L'écrivain israélien Aharon Appelfeld, une des voix les plus importantes de la littérature israélienne qui avait survécu à la Shoah en Ukraine, est décédé dans la nuit à l'âge de 85 ans, ont annoncé jeudi ses proches. Il avait consacrée son œuvre en grande partie à la vie des juifs en Europe avant et pendant la Shoah.

Aharon Appelfeld était né en 1932 dans un village près de Czernowitz, ville roumaine aujourd'hui en Ukraine, dans une famille juive. Sa mère est assassinée par les nazis et lui est déporté avec son père dans un camp. Il s'en évade seul en 1942 et survit ensuite dans les forêts, "adopté par un gang de criminels ukrainiens".

Garçon de cuisine pour l'armée rouge

Recueilli ensuite par les Soviétiques, il devient "garçon de cuisine" pendant neuf mois pour l'Armée rouge, qu'il quitte en 1945. Après avoir traversé l'Europe avec un groupe d'adolescents orphelins, il gagne l'Italie et immigre en Palestine mandataire.
 
"Personne ne voulait des orphelins en Europe. Le seul endroit où l'on pouvait aller était la Palestine", racontait l'écrivain dans un entretien à l'AFP en 2010.
 
Aharon Appelfeld retrouve son père, lui aussi survivant de la barbarie nazie, en 1957 en Israël.
 
Son premier livre parait en 1962 et sera suivi par plus de 40 ouvrages, romans et recueils de poèmes, écrits en hébreu et traduits dans de nombreuses langues. Il raconte dans son autobiographie "Histoire d'une vie" (1999) comment il a survécu à la Shoah.

De nombreux prix

Récipiendaire de nombreux prix à travers le monde, l'écrivain avait notamment reçu le prestigieux Prix d'Israël en 1983 et le Prix Médicis étranger en 2004 pour son autobiographie.
 
Aharon Appelfeld refusait d'être classifié comme un écrivain de la Shoah même s'il avait donné une voix à ceux qui n'avaient pas survécu. "Vous ne pouvez pas être un écrivain de la mort. L'écriture suppose que vous soyez vivant", avait-il confié à l'AFP.
 
Professeur de lettres à l'université Ben Gourion de Beersheva, dans le sud d'Israël, de 1979 jusqu'à sa retraite, il avait publié son dernier roman, "La Couronne de fer", il y a quelques mois. Homme de gauche, il était membre du Parti travailliste.
 
Il était un ami de l'écrivain américain Philip Roth et ce dernier en avait fait un personnage de son roman "Opération Shylock".
 
La ministre de la Culture israélien Miri Regev a déploré la disparition du romancier "qui nous a laissé des histoires de vie entières qui resteront dans notre souvenir collectif et personnel".

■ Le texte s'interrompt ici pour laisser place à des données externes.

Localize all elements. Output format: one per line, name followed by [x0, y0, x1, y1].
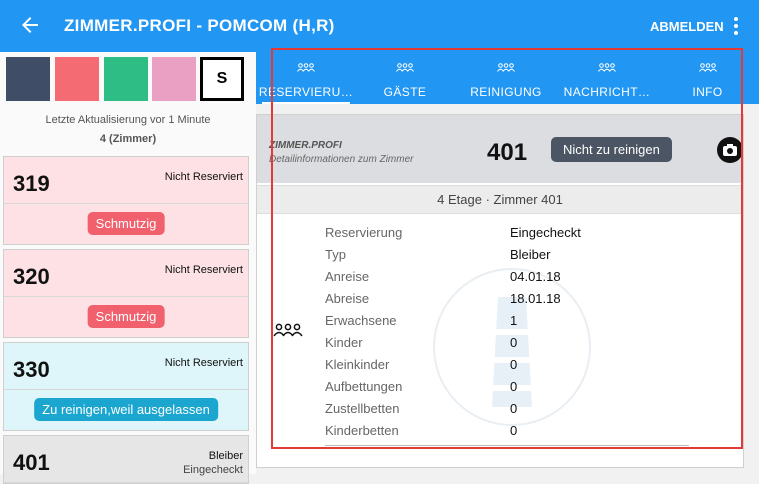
floor-room-subheader: 4 Etage · Zimmer 401 — [257, 185, 743, 214]
room-card[interactable]: 401 Bleiber Eingecheckt — [3, 435, 249, 484]
room-count-text: 4 (Zimmer) — [99, 133, 157, 145]
people-icon — [396, 63, 414, 72]
room-detail-panel: ZIMMER.PROFI Detailinformationen zum Zim… — [256, 114, 744, 468]
people-icon — [297, 63, 315, 72]
detail-row: Typ Bleiber — [325, 247, 551, 262]
logout-button[interactable]: ABMELDEN — [650, 19, 724, 34]
people-icon — [598, 63, 616, 72]
room-status: Nicht Reserviert — [164, 264, 243, 276]
last-update-text: Letzte Aktualisierung vor 1 Minute — [45, 114, 211, 126]
filter-color-red[interactable] — [55, 57, 99, 101]
room-card[interactable]: 330 Nicht Reserviert Zu reinigen,weil au… — [3, 342, 249, 431]
tab-reservierung[interactable]: RESERVIERU… — [256, 52, 356, 104]
logo-watermark — [433, 268, 591, 426]
active-tab-indicator — [262, 102, 350, 104]
tab-nachrichten[interactable]: NACHRICHT… — [558, 52, 656, 104]
room-list-panel: S Letzte Aktualisierung vor 1 Minute 4 (… — [0, 52, 256, 484]
cleaning-status-button[interactable]: Nicht zu reinigen — [551, 137, 672, 162]
room-card[interactable]: 319 Nicht Reserviert Schmutzig — [3, 156, 249, 245]
tab-gaeste[interactable]: GÄSTE — [356, 52, 454, 104]
app-title: ZIMMER.PROFI - POMCOM (H,R) — [64, 16, 335, 35]
detail-tabs: RESERVIERU… GÄSTE REINIGUNG NACHRICHT… I… — [256, 52, 759, 104]
divider — [325, 445, 689, 446]
brand-subtitle: Detailinformationen zum Zimmer — [269, 154, 414, 165]
filter-color-pink[interactable] — [152, 57, 196, 101]
detail-row: Anreise 04.01.18 — [325, 269, 561, 284]
room-status: Nicht Reserviert — [164, 171, 243, 183]
room-number: 319 — [13, 171, 50, 196]
guests-icon — [273, 323, 303, 337]
filter-color-green[interactable] — [104, 57, 148, 101]
people-icon — [698, 63, 717, 72]
detail-row: Reservierung Eingecheckt — [325, 225, 581, 240]
room-status: Bleiber Eingecheckt — [183, 450, 243, 476]
detail-row: Kinder 0 — [325, 335, 518, 350]
detail-row: Abreise 18.01.18 — [325, 291, 561, 306]
cleaning-status-button[interactable]: Schmutzig — [87, 305, 165, 328]
detail-header: ZIMMER.PROFI Detailinformationen zum Zim… — [257, 115, 743, 183]
filter-s-button[interactable]: S — [200, 57, 244, 101]
tab-reinigung[interactable]: REINIGUNG — [454, 52, 558, 104]
filter-color-navy[interactable] — [6, 57, 50, 101]
detail-row: Erwachsene 1 — [325, 313, 518, 328]
room-card[interactable]: 320 Nicht Reserviert Schmutzig — [3, 249, 249, 338]
app-bar: ZIMMER.PROFI - POMCOM (H,R) ABMELDEN — [0, 0, 759, 52]
tab-info[interactable]: INFO — [656, 52, 759, 104]
detail-row: Aufbettungen 0 — [325, 379, 518, 394]
brand-label: ZIMMER.PROFI — [269, 140, 342, 151]
people-icon — [497, 63, 515, 72]
room-status: Nicht Reserviert — [164, 357, 243, 369]
back-arrow-icon[interactable] — [18, 13, 42, 37]
room-number-title: 401 — [487, 139, 528, 166]
camera-icon[interactable] — [717, 137, 743, 163]
room-number: 320 — [13, 264, 50, 289]
detail-row: Kleinkinder 0 — [325, 357, 518, 372]
room-number: 330 — [13, 357, 50, 382]
detail-row: Kinderbetten 0 — [325, 423, 518, 438]
room-number: 401 — [13, 450, 50, 475]
more-vert-icon[interactable] — [728, 15, 744, 37]
cleaning-status-button[interactable]: Zu reinigen,weil ausgelassen — [34, 398, 218, 421]
cleaning-status-button[interactable]: Schmutzig — [87, 212, 165, 235]
detail-row: Zustellbetten 0 — [325, 401, 518, 416]
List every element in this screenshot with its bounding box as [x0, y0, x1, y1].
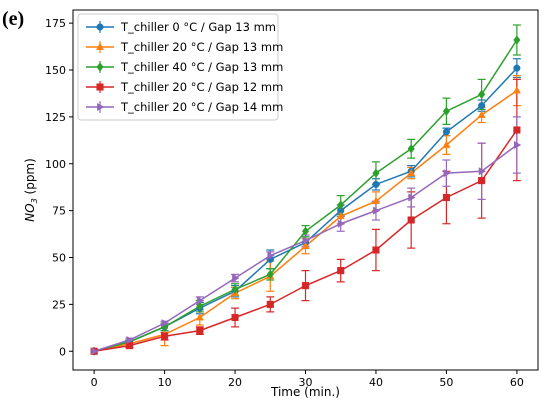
y-axis-title-unit: (ppm)	[23, 158, 37, 198]
legend-label: T_chiller 20 °C / Gap 14 mm	[120, 100, 283, 114]
y-axis-title-subscript: 3	[30, 198, 39, 203]
data-point	[372, 246, 380, 254]
data-point	[266, 269, 274, 280]
data-point	[161, 319, 170, 328]
x-axis: 0 10 20 30 40 50 60	[91, 370, 524, 389]
markers-layer	[90, 35, 522, 356]
data-point	[373, 206, 381, 215]
data-point	[337, 267, 345, 275]
y-tick-label: 25	[52, 298, 66, 311]
x-tick-label: 10	[158, 376, 172, 389]
data-point	[407, 168, 416, 177]
data-point	[195, 313, 204, 321]
data-point	[372, 168, 380, 178]
data-point	[442, 140, 451, 148]
x-tick-label: 50	[439, 376, 453, 389]
data-point	[336, 211, 345, 220]
data-point	[161, 332, 169, 340]
data-point	[126, 335, 134, 345]
data-point	[478, 177, 486, 185]
y-axis: 0 25 50 75 100 125 150 175	[45, 17, 73, 358]
x-tick-label: 30	[299, 376, 313, 389]
y-axis-title: NO3 (ppm)	[23, 158, 39, 222]
legend-marker	[96, 23, 104, 31]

Son dernier roman,"Des jours d'une stupéfiante clarté" (L'Olivier), doit paraître aux éditions de L'Olivier en février 2018. Aharon Appelfeld y fait le récit de l'errance de Theo Kornfeld, âgé de 20 ans, à travers les paysages de l'Europe centrale. Le jeune homme a quitté le camp de concentration abandonné par ses gardiens à l’approche des Russes. Ce dernier roman, annonce la maison d'édition, est traversé par les questions qui ont toute sa vie hanté l'écrivain : "Comment vivre après la catastrophe ? Comment concilier passé et présent, solitude et solidarité ? Comment retrouver sa part d’humanité ?".